オススメ度 ★★★☆☆ 3/5
懸賞金のかけられたミレニアム問題の1つポアンカレ予想が2003年にロシアの数学者によって証明された。しかし彼は懸賞金を受け取る事を拒否して行方をくらました。彼はどのような理由からそのような行動をとったのだろうか。

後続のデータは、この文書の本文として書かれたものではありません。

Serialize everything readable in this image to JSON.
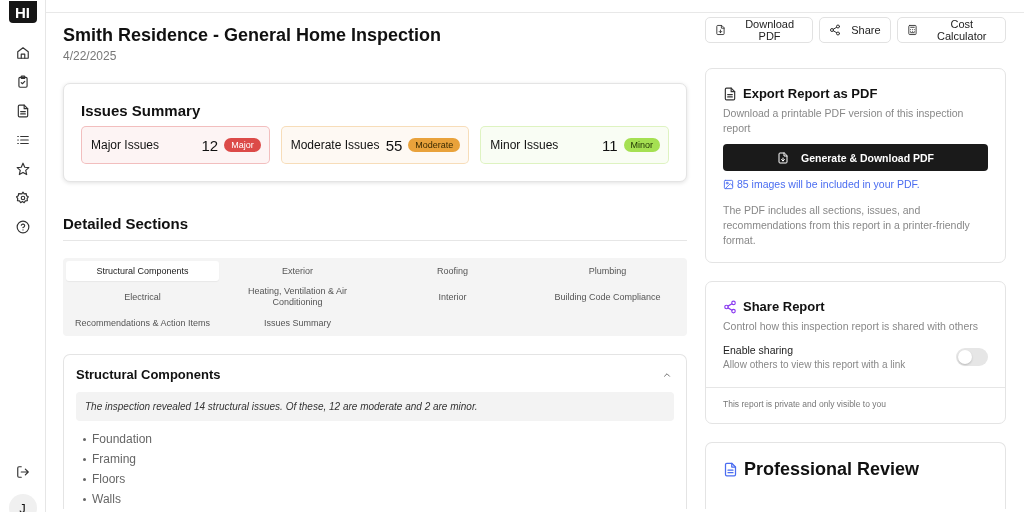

ポアンカレ予想に関連する本を読もうと思って本書に出会った。残念ながらポアンカレ予想についてはあまり多く触れられておらず、むしろそれを証明した数学者ペレルマンの生い立ちや、証明を発表したときの彼の言動について書かれている。彼がロシア人という事で、むしろ数学よりもペレルマンやその周囲の人々が育った時代の厳しいロシア社会が印象的である。言いたいことを言う事ができず、海外に出るためのパスポートを手に入れる事さえ難しい時代、あらゆる学問や教育がその体制ゆえに被害を被ったという。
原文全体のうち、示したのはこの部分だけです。